Macomber argued at the December hearing that such DNA technology had been known and available prior to September 2019.

That time is key, because the defense filed its motion in September 2021, and a request for additional testing must be done within two years of when the technology is commonly known and available. The prosecutor said if anyone knew about newer DNA testing technology being available it would be Dechaine, who has for decades focused on that as a potential defense.

Macomber also told Mallonee in December that the original evidence had been contaminated, and that what the defense was requesting would be like “searching for a needle in a haystack – a contaminated needle.”

The time has come to let Cherry’s family rest after all these years, he said in December.

Mallonee ruled that the motion for the additional advanced DNA testing was made within two years of the updated technology being known and available.
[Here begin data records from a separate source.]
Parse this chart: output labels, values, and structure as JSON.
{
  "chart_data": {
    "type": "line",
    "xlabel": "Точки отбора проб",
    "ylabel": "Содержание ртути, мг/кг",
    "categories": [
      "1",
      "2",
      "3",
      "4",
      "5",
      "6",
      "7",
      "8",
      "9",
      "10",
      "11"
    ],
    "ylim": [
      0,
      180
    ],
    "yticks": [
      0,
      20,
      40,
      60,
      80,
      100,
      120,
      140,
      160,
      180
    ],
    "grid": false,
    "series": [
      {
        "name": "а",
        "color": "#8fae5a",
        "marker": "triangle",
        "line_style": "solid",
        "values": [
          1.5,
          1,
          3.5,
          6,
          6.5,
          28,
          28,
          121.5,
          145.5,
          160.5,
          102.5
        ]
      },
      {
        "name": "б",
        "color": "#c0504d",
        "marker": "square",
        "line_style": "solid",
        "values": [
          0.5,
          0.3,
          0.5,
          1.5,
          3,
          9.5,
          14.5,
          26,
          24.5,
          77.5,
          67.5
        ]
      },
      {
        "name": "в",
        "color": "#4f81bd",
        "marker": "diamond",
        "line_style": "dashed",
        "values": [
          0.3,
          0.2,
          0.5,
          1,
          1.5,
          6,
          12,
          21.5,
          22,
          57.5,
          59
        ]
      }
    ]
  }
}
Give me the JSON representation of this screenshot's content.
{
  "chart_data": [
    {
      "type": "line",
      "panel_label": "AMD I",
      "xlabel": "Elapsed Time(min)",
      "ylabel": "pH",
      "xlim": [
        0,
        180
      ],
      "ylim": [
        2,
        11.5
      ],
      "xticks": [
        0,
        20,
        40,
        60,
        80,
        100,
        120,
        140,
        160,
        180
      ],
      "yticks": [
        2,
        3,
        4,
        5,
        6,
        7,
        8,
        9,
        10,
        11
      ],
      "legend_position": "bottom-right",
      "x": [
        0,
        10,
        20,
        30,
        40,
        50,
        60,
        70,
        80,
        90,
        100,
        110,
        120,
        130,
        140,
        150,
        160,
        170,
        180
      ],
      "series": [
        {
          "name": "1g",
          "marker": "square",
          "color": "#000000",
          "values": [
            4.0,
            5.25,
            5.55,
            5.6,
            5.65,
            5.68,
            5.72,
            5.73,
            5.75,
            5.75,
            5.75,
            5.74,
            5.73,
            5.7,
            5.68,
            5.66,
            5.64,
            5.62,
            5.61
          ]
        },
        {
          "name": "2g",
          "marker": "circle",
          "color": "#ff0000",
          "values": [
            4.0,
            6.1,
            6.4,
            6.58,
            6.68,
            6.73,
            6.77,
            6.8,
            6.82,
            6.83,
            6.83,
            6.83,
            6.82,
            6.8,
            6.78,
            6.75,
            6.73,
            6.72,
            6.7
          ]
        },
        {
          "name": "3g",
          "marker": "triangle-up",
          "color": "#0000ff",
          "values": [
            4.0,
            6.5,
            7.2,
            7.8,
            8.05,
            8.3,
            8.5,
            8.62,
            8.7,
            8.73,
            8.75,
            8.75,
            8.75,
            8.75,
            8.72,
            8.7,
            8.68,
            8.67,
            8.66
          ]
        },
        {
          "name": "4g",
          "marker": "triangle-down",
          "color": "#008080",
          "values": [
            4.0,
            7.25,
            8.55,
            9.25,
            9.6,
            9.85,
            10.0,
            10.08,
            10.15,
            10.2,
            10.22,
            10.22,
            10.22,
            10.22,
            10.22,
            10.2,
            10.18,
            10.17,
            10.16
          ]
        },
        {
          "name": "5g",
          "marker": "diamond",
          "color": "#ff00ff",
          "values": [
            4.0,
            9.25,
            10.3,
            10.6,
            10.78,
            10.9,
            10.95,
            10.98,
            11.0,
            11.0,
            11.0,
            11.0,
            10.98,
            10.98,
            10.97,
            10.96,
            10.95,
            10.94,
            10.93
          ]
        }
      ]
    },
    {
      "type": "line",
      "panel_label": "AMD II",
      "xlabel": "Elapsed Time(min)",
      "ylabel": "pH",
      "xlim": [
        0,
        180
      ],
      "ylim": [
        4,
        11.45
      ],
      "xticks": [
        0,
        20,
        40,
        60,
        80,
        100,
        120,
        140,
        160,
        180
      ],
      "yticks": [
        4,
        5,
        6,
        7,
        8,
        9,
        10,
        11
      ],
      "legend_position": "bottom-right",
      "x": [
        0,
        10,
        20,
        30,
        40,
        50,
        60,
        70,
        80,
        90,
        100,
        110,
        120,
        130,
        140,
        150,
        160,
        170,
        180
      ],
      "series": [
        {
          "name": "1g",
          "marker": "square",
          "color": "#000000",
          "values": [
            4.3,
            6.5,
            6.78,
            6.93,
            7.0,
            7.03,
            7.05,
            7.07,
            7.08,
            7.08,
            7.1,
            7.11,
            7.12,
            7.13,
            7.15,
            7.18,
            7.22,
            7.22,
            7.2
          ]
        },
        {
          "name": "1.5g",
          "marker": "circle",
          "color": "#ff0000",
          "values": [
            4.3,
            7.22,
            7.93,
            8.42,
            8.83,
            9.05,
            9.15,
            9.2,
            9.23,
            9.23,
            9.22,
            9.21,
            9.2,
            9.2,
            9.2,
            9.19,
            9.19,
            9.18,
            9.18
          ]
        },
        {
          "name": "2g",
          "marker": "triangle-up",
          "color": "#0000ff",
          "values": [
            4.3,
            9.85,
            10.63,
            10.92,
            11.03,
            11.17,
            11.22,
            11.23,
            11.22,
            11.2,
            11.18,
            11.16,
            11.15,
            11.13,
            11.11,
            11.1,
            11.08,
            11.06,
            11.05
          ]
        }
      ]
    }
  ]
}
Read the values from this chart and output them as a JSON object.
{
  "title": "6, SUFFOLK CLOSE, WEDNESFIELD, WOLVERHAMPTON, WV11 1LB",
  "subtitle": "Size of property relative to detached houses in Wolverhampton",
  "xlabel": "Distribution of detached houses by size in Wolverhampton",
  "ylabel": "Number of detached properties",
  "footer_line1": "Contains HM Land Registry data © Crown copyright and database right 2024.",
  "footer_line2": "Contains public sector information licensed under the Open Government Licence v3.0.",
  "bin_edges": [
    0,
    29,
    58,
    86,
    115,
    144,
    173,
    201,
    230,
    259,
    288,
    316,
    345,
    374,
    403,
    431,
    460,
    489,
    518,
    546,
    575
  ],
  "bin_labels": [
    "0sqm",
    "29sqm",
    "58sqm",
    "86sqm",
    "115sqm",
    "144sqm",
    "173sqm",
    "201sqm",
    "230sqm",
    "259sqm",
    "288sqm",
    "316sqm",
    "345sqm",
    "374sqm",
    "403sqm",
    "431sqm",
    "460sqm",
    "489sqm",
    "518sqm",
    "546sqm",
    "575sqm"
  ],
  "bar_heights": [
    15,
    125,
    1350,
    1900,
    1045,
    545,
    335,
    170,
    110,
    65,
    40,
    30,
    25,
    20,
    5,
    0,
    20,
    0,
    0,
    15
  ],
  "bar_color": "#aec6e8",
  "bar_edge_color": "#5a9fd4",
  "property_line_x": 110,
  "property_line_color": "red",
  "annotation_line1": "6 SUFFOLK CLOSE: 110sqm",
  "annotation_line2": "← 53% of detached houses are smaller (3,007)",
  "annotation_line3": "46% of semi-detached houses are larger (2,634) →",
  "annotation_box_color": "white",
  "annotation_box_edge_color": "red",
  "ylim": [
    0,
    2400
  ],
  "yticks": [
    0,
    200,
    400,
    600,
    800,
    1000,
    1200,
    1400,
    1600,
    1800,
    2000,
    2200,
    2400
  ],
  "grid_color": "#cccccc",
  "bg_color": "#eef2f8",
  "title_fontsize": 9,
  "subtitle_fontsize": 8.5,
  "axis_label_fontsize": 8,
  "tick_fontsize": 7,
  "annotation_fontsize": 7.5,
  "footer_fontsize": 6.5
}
Macomber said Monday that the state would not comment because the case remains in litigation.

A telephone message left Monday with Nale was not returned.

In Friday’s ruling, Mallonee cautioned cautioned: “In issuing this order, the court must emphasize its limited scope. By granting the immediate motion the court offers no opinion about the many other issues implicated by the facts, including whether the items to be examined have been so contaminated that they cannot yield useful samples; whether they have been physically degraded to the point they are unusable; or whether any result of further testing will legitimately generate a further motion in this case. The court’s ruling today specifically does not endorse Defendant’s bold assertion that examination of the items by enhanced technology will identify a perpetrator other than himself.”